Обогнув выставленную ногу, она поползла дальше, протянула вперёд руку и коснулась тёплого металла топочной дверцы. Тяжёлая дверца, чуть скрипнув, отворилась, и слезящийся глаз различил оранжевый отсвет тлеющих в топке углей. Пошарив, добралась до зольника. Ощупала решётку. Помнила, как лучник цепью к ней привязывал Меченого. Цепи на решётке не оказалось. Вблизи послышалось шевеление. Кто-то перевернулся во сне.
— Меченый, — шепнула Грязь, и сердце её заколотилось.
Человек не шелохнулся. Она подползла ближе, ледяными пальцами коснулась плеча спящего.
— Эй, Меченый, — позвала, на этот раз чуть громче.
Ответом снова была тишина. Человек лежал на спине, и казалось, даже не дышал. Сев на колени, она легонько провела ладонью над лежащим, в поисках дыхания. Пальцы тронули холодный металл кольчуги, и девушка напряглась, вспоминая, была ли кольчуга у Меченого. Рука продолжила движение. Пальцы достигли лица, почувствовали еле уловимое движение воздуха, коснулись колкой щетины и, не нащупав на щеке клейма, увязли в густых усах.
От неожиданности девушка вздрогнула. Мысль молнией пронзила её: спящий — верзила Грин.
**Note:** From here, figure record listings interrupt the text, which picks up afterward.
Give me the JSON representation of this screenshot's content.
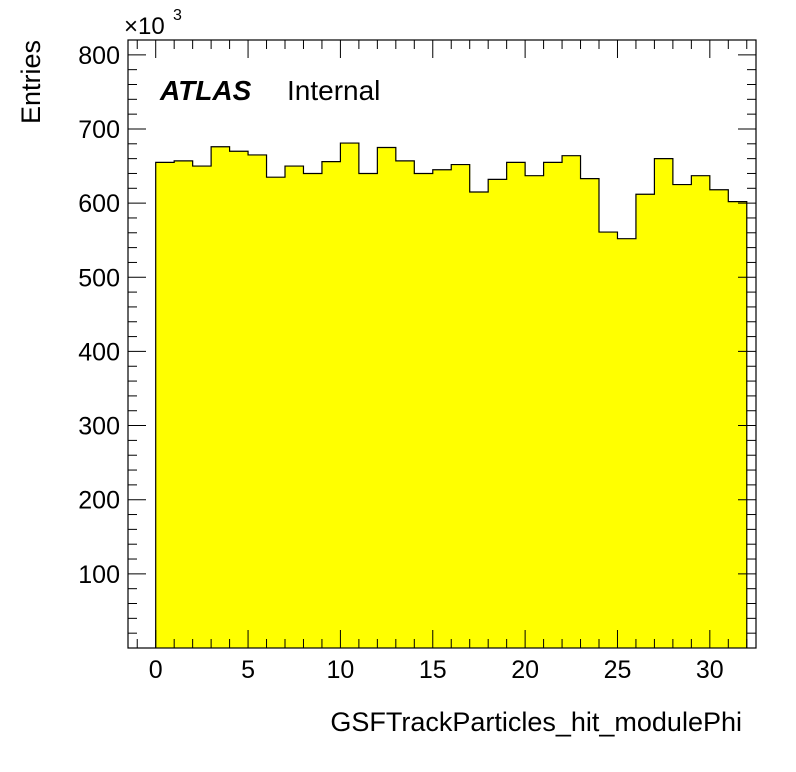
{
  "chart_data": {
    "type": "bar",
    "histogram": true,
    "x_bin_edges": [
      0,
      32
    ],
    "bin_width": 1,
    "values": [
      655,
      657,
      650,
      676,
      670,
      665,
      635,
      650,
      640,
      656,
      681,
      640,
      675,
      657,
      640,
      645,
      652,
      615,
      632,
      655,
      637,
      655,
      664,
      633,
      561,
      552,
      612,
      660,
      625,
      637,
      618,
      602
    ],
    "fill_color": "#ffff00",
    "line_color": "#000000",
    "xlabel": "GSFTrackParticles_hit_modulePhi",
    "ylabel": "Entries",
    "y_multiplier": "×10",
    "y_multiplier_power": "3",
    "xlim": [
      -1.5,
      32.5
    ],
    "ylim": [
      0,
      820
    ],
    "x_ticks": [
      "0",
      "5",
      "10",
      "15",
      "20",
      "25",
      "30"
    ],
    "y_ticks": [
      "100",
      "200",
      "300",
      "400",
      "500",
      "600",
      "700",
      "800"
    ],
    "grid": false
  },
  "labels": {
    "experiment": "ATLAS",
    "status": "Internal"
  }
}
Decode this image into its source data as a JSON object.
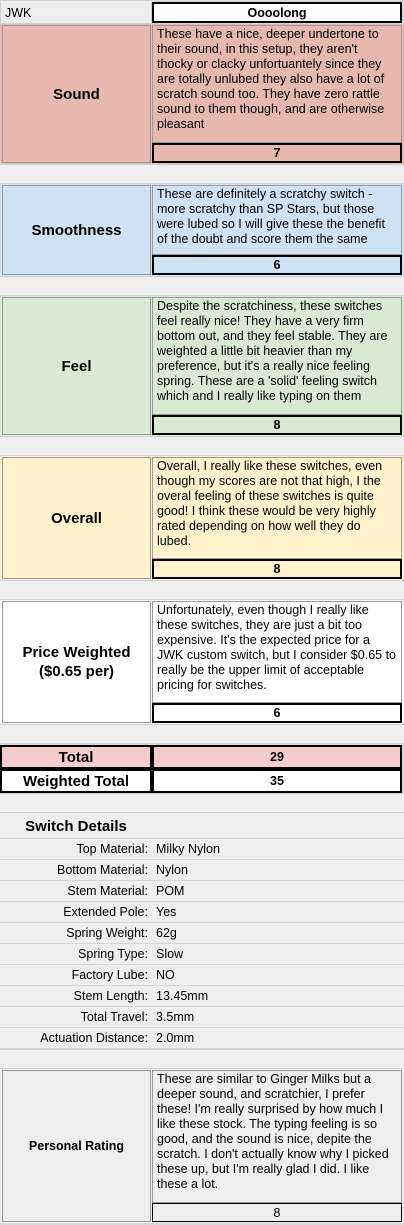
{
  "header": {
    "brand": "JWK",
    "switch_name": "Oooolong"
  },
  "colors": {
    "sound": "#e6b8af",
    "smoothness": "#cfe2f3",
    "feel": "#d9ead3",
    "overall": "#fff2cc",
    "price": "#ffffff",
    "total": "#f4cccc",
    "weighted_total": "#ffffff"
  },
  "sections": {
    "sound": {
      "label": "Sound",
      "text": "These have a nice, deeper undertone to their sound, in this setup, they aren't thocky or clacky unfortuantely since they are totally unlubed they also have a lot of scratch sound too. They have zero rattle sound to them though, and are otherwise pleasant",
      "score": "7"
    },
    "smoothness": {
      "label": "Smoothness",
      "text": "These are definitely a scratchy switch - more scratchy than SP Stars, but those were lubed so I will give these the benefit of the doubt and score them the same",
      "score": "6"
    },
    "feel": {
      "label": "Feel",
      "text": "Despite the scratchiness, these switches feel really nice! They have a very firm bottom out, and they feel stable. They are weighted a little bit heavier than my preference, but it's a really nice feeling spring. These are a 'solid' feeling switch which and I really like typing on them",
      "score": "8"
    },
    "overall": {
      "label": "Overall",
      "text": "Overall, I really like these switches, even though my scores are not that high, I the overal feeling of these switches is quite good! I think these would be very highly rated depending on how well they do lubed.",
      "score": "8"
    },
    "price": {
      "label_line1": "Price Weighted",
      "label_line2": "($0.65 per)",
      "text": "Unfortunately, even though I really like these switches, they are just a bit too expensive. It's the expected price for a JWK custom switch, but I consider $0.65 to really be the upper limit of acceptable pricing for switches.",
      "score": "6"
    }
  },
  "totals": {
    "total_label": "Total",
    "total_value": "29",
    "weighted_label": "Weighted Total",
    "weighted_value": "35"
  },
  "details": {
    "heading": "Switch Details",
    "rows": [
      {
        "label": "Top Material:",
        "value": "Milky Nylon"
      },
      {
        "label": "Bottom Material:",
        "value": "Nylon"
      },
      {
        "label": "Stem Material:",
        "value": "POM"
      },
      {
        "label": "Extended Pole:",
        "value": "Yes"
      },
      {
        "label": "Spring Weight:",
        "value": "62g"
      },
      {
        "label": "Spring Type:",
        "value": "Slow"
      },
      {
        "label": "Factory Lube:",
        "value": "NO"
      },
      {
        "label": "Stem Length:",
        "value": "13.45mm"
      },
      {
        "label": "Total Travel:",
        "value": "3.5mm"
      },
      {
        "label": "Actuation Distance:",
        "value": "2.0mm"
      }
    ]
  },
  "personal": {
    "label": "Personal Rating",
    "text": "These are similar to Ginger Milks but a deeper sound, and scratchier, I prefer these! I'm really surprised by how much I like these stock. The typing feeling is so good, and the sound is nice, depite the scratch. I don't actually know why I picked these up, but I'm really glad I did. I like these a lot.",
    "score": "8"
  }
}
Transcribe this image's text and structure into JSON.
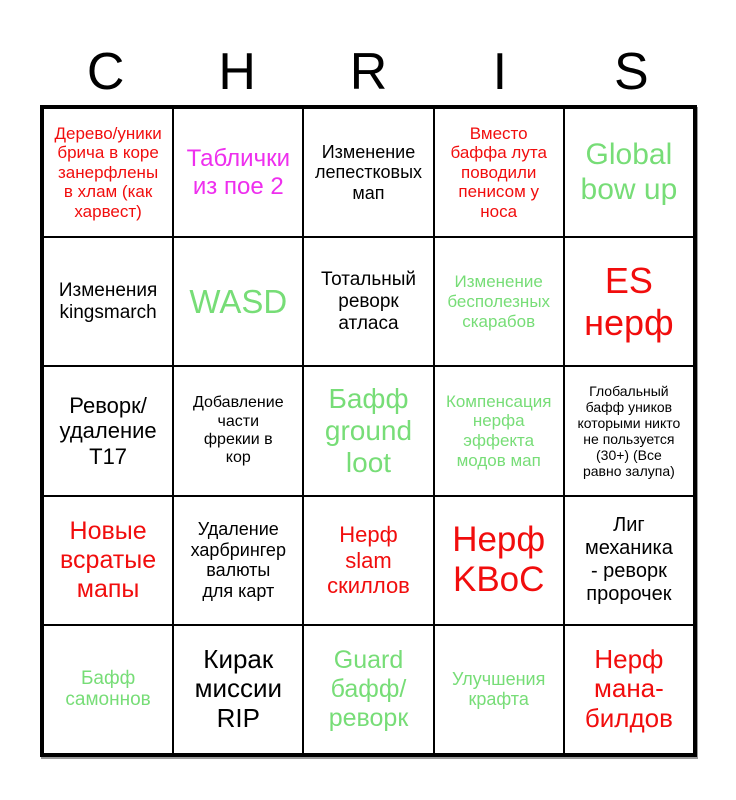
{
  "title": {
    "text": "CHRIS",
    "letters": [
      "C",
      "H",
      "R",
      "I",
      "S"
    ]
  },
  "colors": {
    "black": "#000000",
    "red": "#f10d0d",
    "green": "#77dd77",
    "magenta": "#ee2fee"
  },
  "grid": {
    "rows": 5,
    "cols": 5,
    "cells": [
      {
        "row": 1,
        "col": 1,
        "color": "red",
        "text": "Дерево/уники\nбрича в коре\nзанерфлены\nв хлам (как\nхарвест)"
      },
      {
        "row": 1,
        "col": 2,
        "color": "magenta",
        "text": "Таблички\nиз пое 2"
      },
      {
        "row": 1,
        "col": 3,
        "color": "black",
        "text": "Изменение\nлепестковых\nмап"
      },
      {
        "row": 1,
        "col": 4,
        "color": "red",
        "text": "Вместо\nбаффа лута\nповодили\nпенисом у\nноса"
      },
      {
        "row": 1,
        "col": 5,
        "color": "green",
        "text": "Global\nbow up"
      },
      {
        "row": 2,
        "col": 1,
        "color": "black",
        "text": "Изменения\nkingsmarch"
      },
      {
        "row": 2,
        "col": 2,
        "color": "green",
        "text": "WASD"
      },
      {
        "row": 2,
        "col": 3,
        "color": "black",
        "text": "Тотальный\nреворк\nатласа"
      },
      {
        "row": 2,
        "col": 4,
        "color": "green",
        "text": "Изменение\nбесполезных\nскарабов"
      },
      {
        "row": 2,
        "col": 5,
        "color": "red",
        "text": "ES\nнерф"
      },
      {
        "row": 3,
        "col": 1,
        "color": "black",
        "text": "Реворк/\nудаление\nТ17"
      },
      {
        "row": 3,
        "col": 2,
        "color": "black",
        "text": "Добавление\nчасти\nфрекии в\nкор"
      },
      {
        "row": 3,
        "col": 3,
        "color": "green",
        "text": "Бафф\nground\nloot"
      },
      {
        "row": 3,
        "col": 4,
        "color": "green",
        "text": "Компенсация\nнерфа\nэффекта\nмодов мап"
      },
      {
        "row": 3,
        "col": 5,
        "color": "black",
        "text": "Глобальный\nбафф уников\nкоторыми никто\nне пользуется\n(30+) (Все\nравно залупа)"
      },
      {
        "row": 4,
        "col": 1,
        "color": "red",
        "text": "Новые\nвсратые\nмапы"
      },
      {
        "row": 4,
        "col": 2,
        "color": "black",
        "text": "Удаление\nхарбрингер\nвалюты\nдля карт"
      },
      {
        "row": 4,
        "col": 3,
        "color": "red",
        "text": "Нерф\nslam\nскиллов"
      },
      {
        "row": 4,
        "col": 4,
        "color": "red",
        "text": "Нерф\nKBoC"
      },
      {
        "row": 4,
        "col": 5,
        "color": "black",
        "text": "Лиг\nмеханика\n- реворк\nпророчек"
      },
      {
        "row": 5,
        "col": 1,
        "color": "green",
        "text": "Бафф\nсамоннов"
      },
      {
        "row": 5,
        "col": 2,
        "color": "black",
        "text": "Кирак\nмиссии\nRIP"
      },
      {
        "row": 5,
        "col": 3,
        "color": "green",
        "text": "Guard\nбафф/\nреворк"
      },
      {
        "row": 5,
        "col": 4,
        "color": "green",
        "text": "Улучшения\nкрафта"
      },
      {
        "row": 5,
        "col": 5,
        "color": "red",
        "text": "Нерф\nмана-\nбилдов"
      }
    ]
  }
}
Спазм стремительно передавил горло и её вырвало прямо на спящего. Тело ударила дрожь. Одёрнув, бросила руку безвольно на пол. Звякнуло. Ладонь упёрлась во что-то твёрдое. Пошарив, нащупала знакомое навершие гарды. Пальцы тут же ухватили рукоять и мгновенно сжались.
Верзила так и не проснулся. Клинок вошёл в его лицо как нож в окорок. Проткнул глаз до затылка, так что старший брат Бесноватого не почувствовал ничего. Всё случилось быстро и тихо. Лёгкая смерть.
Кровь веером оросила обмякшее тело синелесца. Капли упали на тлеющие в печи угли, на брёвна, лежащие рядом, на мелкий хворост и ветхое тряпьё для розжига. Чёрная лужа, растекаясь по полу, коснулась колен. Северянка сжалась, глубоко дышала, прислушиваясь единственным здоровым ухом. Тихо.
Выждав, потянула клинок на себя, но тот не поддался. Его прочно заклинило между половых досок. Она потянула сильнее, и тут мёртвое тело тряхнуло в конвульсиях. Ноги судорожно и громко забарабанили по полу. Агония тут же прекратились, но в углу раздалось шевеление.
— Грин, это ты? — послышался сиплый глухой голос.
Грязь что есть силы, тянула рукоять на себя. Безрезультатно. Руки скользили по мокрому от крови черену. Отпустив меч, она шарила по телу убитого в надежде найти его оружие.
— Грин, — зловеще просипел голос, — где сука? Я не слышу её.
Руки опустились на пол, пальцы нащупали металлический прут — печная кочерга. Ухватив двумя руками, затаилась, прислушиваясь, как бранясь и кряхтя, сиплый направлялся к ней. В темноте еле различимая его тусклая расплывчатая фигура ползла на четвереньках, то и дело, поправляя сползающую с откушенного носа повязку.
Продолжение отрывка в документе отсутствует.